Social amoeba tissues at the stage of fruiting body were collected and homogenized using TissueLyser II according to manufacturer’s manual (https://www.qiagen.com). Total RNA was isolated using RNeasy Mini kit following manufacturer’s protocol (https://www.qiagen.com). cDNA was synthesized using First Strand Synthesis Kit according to manufacturer’s protocol (http://www.gelifesciences.com). Full-length cDNA of individual TPS genes was amplified with gene specific primers (Table S2), cloned into vector pEXP5-CT/TOPO (https://www.thermofisher.com), and fully sequenced.
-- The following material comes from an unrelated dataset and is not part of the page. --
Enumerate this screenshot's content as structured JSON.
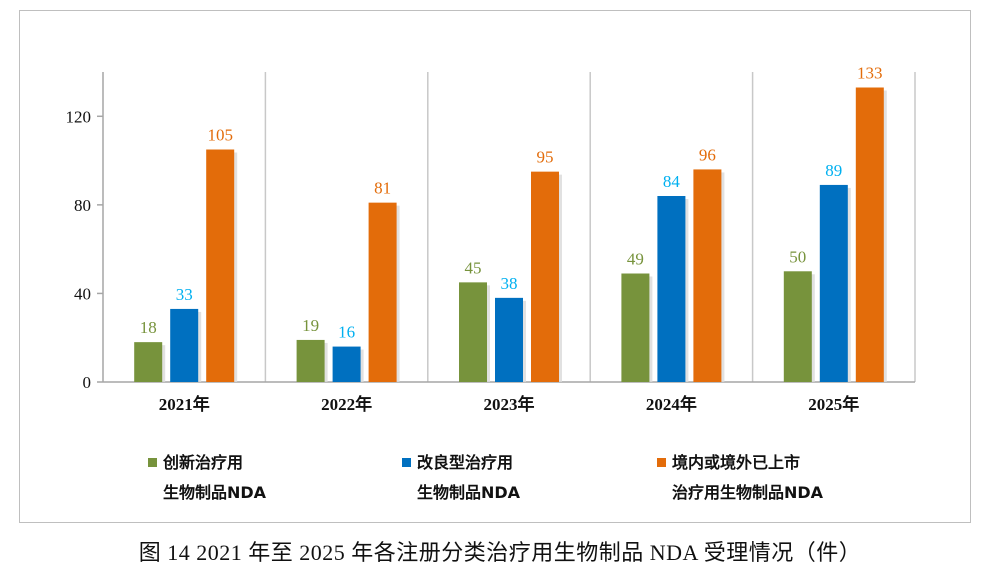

Terpene synthase enzyme assays

Individual social amoeba TPS genes in the pEXP5-CT/TOPO protein expression vector were transformed into E. coli Bl21(DE3) for heterologous protein expression. Crude protein extracts were desalted into assay buffer (10 mM Tris-HCl, pH 7.5, 1 mM dithiothreitol, 10% (v/v) glycerol) before enzyme assays. The catalytic activity of each social amoeba TPS was determined in assays containing 50 μl of the crude protein and 50 µl of assay buffer with 10 μM substrate (geranyl diphosphate, farnesyl diphosphate or geranylgeranyl diphosphate), 10 mM MgCl2 and 0.05 mM MnCl2. A solid phase microextraction (SPME) fiber consisting of 100 µm polydimethylsiloxane (SUPELCO, Belafonte, PA, USA) was inserted into the headspace of the assay vial. After incubation at 30 °C for 1 h, the SPME fiber was withdrawn from the vial and then inserted directly into the injector of the gas chromatograph. For the substrate geranylgeranyl diphosphate, assays were overlayed with 100 µl hexane. After extraction by vortexing, 2 µl of the organic phase was analyzed by GC/MS. A Hewlett-Packard model 6890 gas chromatograph coupled with a Hewlett-Packard model 5973 mass spectrometer with a quadrupole mass selective detector was employed for product identification. Each assay was repeated at least three times and the results were found to be consistent.

Expression analysis of terpene synthase genes in D. purpureum and D. discoideum

The expression data of individual TPS genes in D. purpureum and D. discoideum was obtained from the dataset reported previously29 and profiled using the dictyExpress web interface (https://dictyexpressresearch.bcm.edu/landing/).

Volatile profiling

D. purpureum spores and freshly grown K. pneumonia were mixed and spread onto SM agar plates to initiate culture. Volatiles of D. purpureum cultures during 24-hour multicellular development were collected at seven time points (every 4 hours) using SPME and analyzed using GC-MS as previously reported10.